ANSI C语言标准向scanf函数增加了一种新特性,叫做扫描集。利用此特性可以解决一些处理文本时的棘手问题。
最开始源于我对CSV(逗号分隔值)文件的处理。(本文不考虑CSV文件中引号和转义字符等其他特性)
例如下面这段代码
char a[100],b[100]; scanf("%s,%s",a,b);
如果用它读入下面的数据:
Alice,Bob
会直接把“Alice,Bob”赋值给a而继续等待输入b。
我在网上查了这种问题的解决方法,较为简便的一种就是利用扫描集。
上面的问题可以用这段代码解决:
char a[100],b[100]; scanf("%[^,],%s",a,b);
其中格式化字符串”%[^,],%s”中的”%[^,]”表示匹配除了逗号之外的其他字符,直到遇到逗号;”,”表示读入一个逗号;”%s”表示读入剩下的部分直到遇到空白符。
这种表示格式和正则表达式有些相似之处。
下面是从这里复制的一段ANSI C标准:
[
Matches a nonempty sequence of characters from a set of expected
characters (the scanset ). The corresponding argument shall be a
pointer to the initial character of an array large enough to accept
the sequence and a terminating null character, which will be added
automatically. The conversion specifier includes all subsequent
characters in the format string, up to and including the matching
right bracket ( ] ).
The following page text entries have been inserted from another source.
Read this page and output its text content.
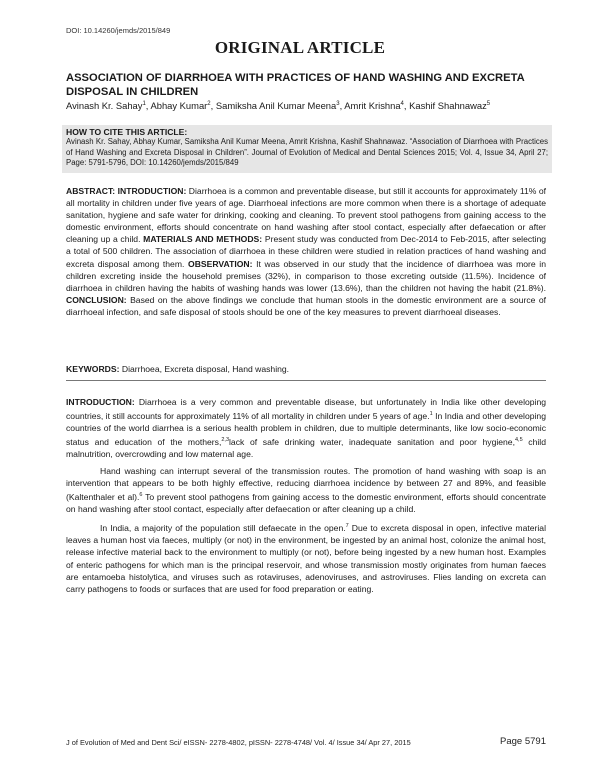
DOI: 10.14260/jemds/2015/849
ORIGINAL ARTICLE
ASSOCIATION OF DIARRHOEA WITH PRACTICES OF HAND WASHING AND EXCRETA DISPOSAL IN CHILDREN
Avinash Kr. Sahay$^1$, Abhay Kumar$^2$, Samiksha Anil Kumar Meena$^3$, Amrit Krishna$^4$, Kashif Shahnawaz$^5$
HOW TO CITE THIS ARTICLE:
Avinash Kr. Sahay, Abhay Kumar, Samiksha Anil Kumar Meena, Amrit Krishna, Kashif Shahnawaz. “Association of Diarrhoea with Practices of Hand Washing and Excreta Disposal in Children”. Journal of Evolution of Medical and Dental Sciences 2015; Vol. 4, Issue 34, April 27; Page: 5791-5796, DOI: 10.14260/jemds/2015/849
ABSTRACT: INTRODUCTION: Diarrhoea is a common and preventable disease, but still it accounts for approximately 11% of all mortality in children under five years of age. Diarrhoeal infections are more common when there is a shortage of adequate sanitation, hygiene and safe water for drinking, cooking and cleaning. To prevent stool pathogens from gaining access to the domestic environment, efforts should concentrate on hand washing after stool contact, especially after defaecation or after cleaning up a child. MATERIALS AND METHODS: Present study was conducted from Dec-2014 to Feb-2015, after selecting a total of 500 children. The association of diarrhoea in these children were studied in relation practices of hand washing and excreta disposal among them. OBSERVATION: It was observed in our study that the incidence of diarrhoea was more in children excreting inside the household premises (32%), in comparison to those excreting outside (11.5%). Incidence of diarrhoea in children having the habits of washing hands was lower (13.6%), than the children not having the habit (21.8%). CONCLUSION: Based on the above findings we conclude that human stools in the domestic environment are a source of diarrhoeal infection, and safe disposal of stools should be one of the key measures to prevent diarrhoeal diseases.
KEYWORDS: Diarrhoea, Excreta disposal, Hand washing.

INTRODUCTION: Diarrhoea is a very common and preventable disease, but unfortunately in India like other developing countries, it still accounts for approximately 11% of all mortality in children under 5 years of age.$^1$ In India and other developing countries of the world diarrhea is a serious health problem in children, due to multiple determinants, like low socio-economic status and education of the mothers,$^{2,3}$lack of safe drinking water, inadequate sanitation and poor hygiene,$^{4,5}$ child malnutrition, overcrowding and low maternal age.

Hand washing can interrupt several of the transmission routes. The promotion of hand washing with soap is an intervention that appears to be both highly effective, reducing diarrhoea incidence by between 27 and 89%, and feasible (Kaltenthaler et al).$^6$ To prevent stool pathogens from gaining access to the domestic environment, efforts should concentrate on hand washing after stool contact, especially after defaecation or after cleaning up a child.

In India, a majority of the population still defaecate in the open.$^7$ Due to excreta disposal in open, infective material leaves a human host via faeces, multiply (or not) in the environment, be ingested by an animal host, colonize the animal host, release infective material back to the environment to multiply (or not), before being ingested by a new human host. Examples of enteric pathogens for which man is the principal reservoir, and whose transmission mostly originates from human faeces are entamoeba histolytica, and viruses such as rotaviruses, adenoviruses, and astroviruses. Flies landing on excreta can carry pathogens to foods or surfaces that are used for food preparation or eating.

J of Evolution of Med and Dent Sci/ eISSN- 2278-4802, pISSN- 2278-4748/ Vol. 4/ Issue 34/ Apr 27, 2015	Page 5791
The characters between the brackets (the
scanlist ) comprise the scanset, unless the character after the left
bracket is a circumflex ( ^ ), in which case the scanset contains all
characters that do not appear in the scanlist between the circumflex
and the right bracket. As a special case, if the conversion specifier
begins with [] or [^] , the right bracket character is in the scanlist
and the next right bracket character is the matching right bracket
that ends the specification. If a – character is in the scanlist and
is not the first, nor the second where the first character is a ^ ,
nor the last character, the behavior is implementation-defined.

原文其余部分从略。